EnergyFactor By ExxonMobil | Pespectives has a new home

Is shale gas cleaning our air?

On Earth Day, back in April, I highlighted a very interesting chart from the Environmental Protection Agency illustrating how much cleaner the nation’s air has become over the past four decades. This achievement comes despite the fact that a number of trends – energy consumption, population, vehicle miles traveled – have increased considerably.

The conventional wisdom holds that more people driving more miles and using more energy should result in more air pollution. But they haven’t. Our air has been getting cleaner instead … much cleaner.

Along comes more evidence from the federal government – this time from the National Aeronautics and Space Administration. Its satellite images make a similar point in dramatic fashion.

The space agency’s Aura satellite has been monitoring the planet since 2004. Among its findings, according to NASA, is that “people in major U.S. cities are breathing less nitrogen dioxide – a yellow-brown gas that can cause respiratory problems.”

Nitrogen dioxide – or NO2 – is among the six common pollutants regulated by EPA under the Clean Air Act.

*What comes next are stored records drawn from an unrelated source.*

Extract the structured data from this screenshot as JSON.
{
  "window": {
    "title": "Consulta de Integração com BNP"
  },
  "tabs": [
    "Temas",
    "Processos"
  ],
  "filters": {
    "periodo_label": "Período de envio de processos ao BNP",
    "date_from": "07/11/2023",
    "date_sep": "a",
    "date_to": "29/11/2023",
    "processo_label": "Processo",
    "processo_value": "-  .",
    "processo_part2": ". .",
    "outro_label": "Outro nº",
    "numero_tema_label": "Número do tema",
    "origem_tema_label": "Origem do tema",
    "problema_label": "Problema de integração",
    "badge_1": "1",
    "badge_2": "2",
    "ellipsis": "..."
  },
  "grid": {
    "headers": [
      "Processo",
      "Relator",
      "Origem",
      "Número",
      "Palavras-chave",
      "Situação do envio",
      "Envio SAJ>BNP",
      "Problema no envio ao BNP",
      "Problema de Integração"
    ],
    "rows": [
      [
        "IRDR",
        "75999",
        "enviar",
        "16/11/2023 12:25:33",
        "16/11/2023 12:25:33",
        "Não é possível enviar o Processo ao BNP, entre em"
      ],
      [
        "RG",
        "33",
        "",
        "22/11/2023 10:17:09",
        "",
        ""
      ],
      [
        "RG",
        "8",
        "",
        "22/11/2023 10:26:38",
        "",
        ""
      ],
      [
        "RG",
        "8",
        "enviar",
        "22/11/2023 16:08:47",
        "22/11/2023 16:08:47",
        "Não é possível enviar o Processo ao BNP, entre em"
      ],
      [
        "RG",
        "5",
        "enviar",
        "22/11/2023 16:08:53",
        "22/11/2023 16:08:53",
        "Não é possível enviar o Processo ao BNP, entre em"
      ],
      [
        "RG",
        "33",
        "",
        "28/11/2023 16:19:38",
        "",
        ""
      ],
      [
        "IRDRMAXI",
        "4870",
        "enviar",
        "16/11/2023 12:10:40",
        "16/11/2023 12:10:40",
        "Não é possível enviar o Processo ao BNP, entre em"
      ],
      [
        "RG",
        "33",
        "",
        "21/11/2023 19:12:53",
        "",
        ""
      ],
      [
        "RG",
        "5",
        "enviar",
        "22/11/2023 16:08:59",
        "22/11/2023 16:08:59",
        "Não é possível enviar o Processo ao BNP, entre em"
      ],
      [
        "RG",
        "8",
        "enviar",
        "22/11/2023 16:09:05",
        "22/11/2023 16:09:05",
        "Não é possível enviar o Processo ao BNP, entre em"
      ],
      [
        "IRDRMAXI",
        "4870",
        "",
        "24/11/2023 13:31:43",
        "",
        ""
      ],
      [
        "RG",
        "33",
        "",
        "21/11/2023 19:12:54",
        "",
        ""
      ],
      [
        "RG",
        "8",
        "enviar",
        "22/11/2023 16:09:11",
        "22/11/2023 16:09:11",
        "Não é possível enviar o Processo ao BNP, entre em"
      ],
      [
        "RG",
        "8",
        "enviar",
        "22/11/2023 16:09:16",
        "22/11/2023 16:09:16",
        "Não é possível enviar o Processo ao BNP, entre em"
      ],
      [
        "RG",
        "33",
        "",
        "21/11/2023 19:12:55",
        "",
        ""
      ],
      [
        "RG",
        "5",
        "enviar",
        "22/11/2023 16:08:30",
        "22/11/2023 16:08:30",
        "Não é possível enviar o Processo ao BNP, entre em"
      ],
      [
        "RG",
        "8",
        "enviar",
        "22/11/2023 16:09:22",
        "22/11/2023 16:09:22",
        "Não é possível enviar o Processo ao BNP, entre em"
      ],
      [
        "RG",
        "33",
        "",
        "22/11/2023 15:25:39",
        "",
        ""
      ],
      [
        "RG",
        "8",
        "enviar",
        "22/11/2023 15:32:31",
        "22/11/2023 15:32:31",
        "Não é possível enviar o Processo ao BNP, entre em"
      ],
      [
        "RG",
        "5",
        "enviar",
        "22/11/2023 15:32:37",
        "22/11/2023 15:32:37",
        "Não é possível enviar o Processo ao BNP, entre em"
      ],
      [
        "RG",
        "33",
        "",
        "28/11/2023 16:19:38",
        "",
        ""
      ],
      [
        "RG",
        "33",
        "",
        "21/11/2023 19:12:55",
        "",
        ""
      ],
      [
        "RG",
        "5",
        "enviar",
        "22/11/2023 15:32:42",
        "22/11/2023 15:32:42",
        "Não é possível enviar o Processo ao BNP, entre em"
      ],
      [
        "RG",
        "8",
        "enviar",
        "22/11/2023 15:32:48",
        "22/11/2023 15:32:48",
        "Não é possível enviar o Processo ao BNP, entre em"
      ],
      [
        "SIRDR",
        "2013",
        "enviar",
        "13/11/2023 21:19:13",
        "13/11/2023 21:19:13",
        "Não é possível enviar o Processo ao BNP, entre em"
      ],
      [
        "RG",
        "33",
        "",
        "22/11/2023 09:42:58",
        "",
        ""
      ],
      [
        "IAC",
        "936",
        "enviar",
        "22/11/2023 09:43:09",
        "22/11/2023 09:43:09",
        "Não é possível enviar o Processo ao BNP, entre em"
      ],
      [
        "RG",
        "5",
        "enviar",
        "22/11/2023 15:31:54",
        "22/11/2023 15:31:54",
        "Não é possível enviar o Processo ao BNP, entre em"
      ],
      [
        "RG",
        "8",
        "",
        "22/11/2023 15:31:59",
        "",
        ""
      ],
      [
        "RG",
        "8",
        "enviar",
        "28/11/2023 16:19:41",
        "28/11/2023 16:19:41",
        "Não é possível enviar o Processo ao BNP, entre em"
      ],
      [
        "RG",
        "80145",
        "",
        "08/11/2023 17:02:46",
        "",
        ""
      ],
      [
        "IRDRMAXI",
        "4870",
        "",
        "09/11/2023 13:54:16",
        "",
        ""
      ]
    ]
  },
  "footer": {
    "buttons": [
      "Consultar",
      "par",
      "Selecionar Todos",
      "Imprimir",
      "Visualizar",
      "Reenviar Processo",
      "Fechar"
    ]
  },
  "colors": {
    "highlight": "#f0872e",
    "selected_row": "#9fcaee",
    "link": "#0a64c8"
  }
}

It is produced largely through the combustion of gasoline in motor vehicles and coal in plants generating electricity.

NASA’s images show just how significantly NO2 pollution has decreased from 2005 to 2011.

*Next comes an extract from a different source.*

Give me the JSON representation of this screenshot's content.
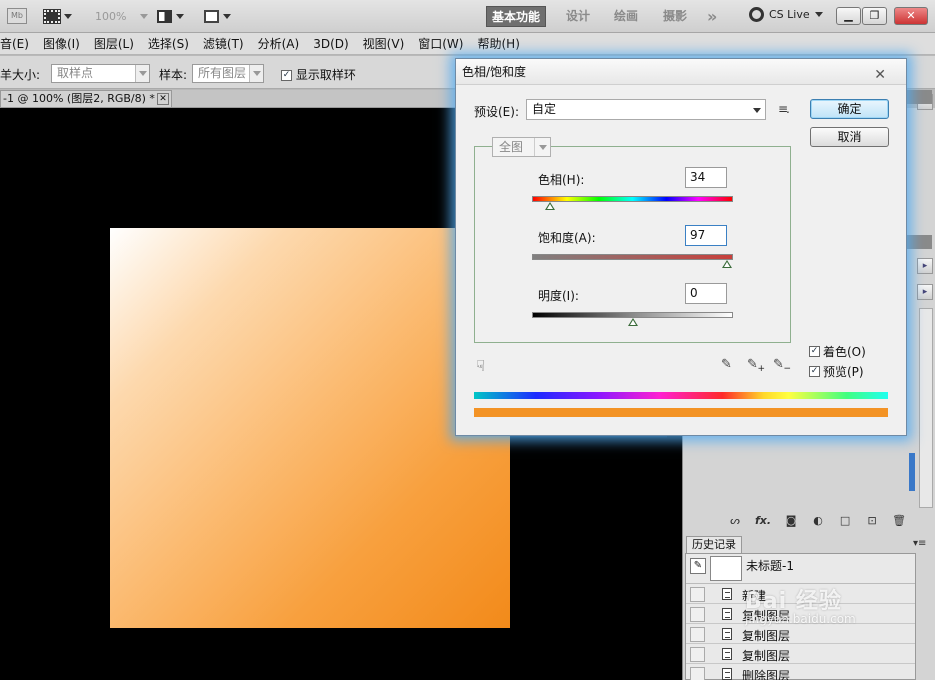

What accounts for this visible drop-off in NO2 emissions? According to NASA, “The shift is the result of regulations, technology improvements, and economic changes, scientists say.”

That statement is correct, but could use a little clarification.

I’ll note that the 2005 to 2011 period Aura measures roughly parallels the period during which America’s shale gas revolution got underway. The abundance of natural gas produced from the nation’s shale plays has helped lead to a dramatic switch among many utilities. They are moving from coal to cleaner-burning natural gas to generate electricity.

Numbers from the Energy Information Administration tell the tale. As the amount of electricity generated by coal has fallen during the period in question, about 90 percent of that shortfall has been made up by soaring production of electricity from natural gas.

As many others have noted, this has resulted in fewer greenhouse gas emissions nationwide.  And fewer emissions of pollutants like nitrogen dioxide as well.

For those who follow energy issues, this is just another chapter in the remarkable story of how shale energy is benefiting people and our environmental quality. It’s a story that more people should know.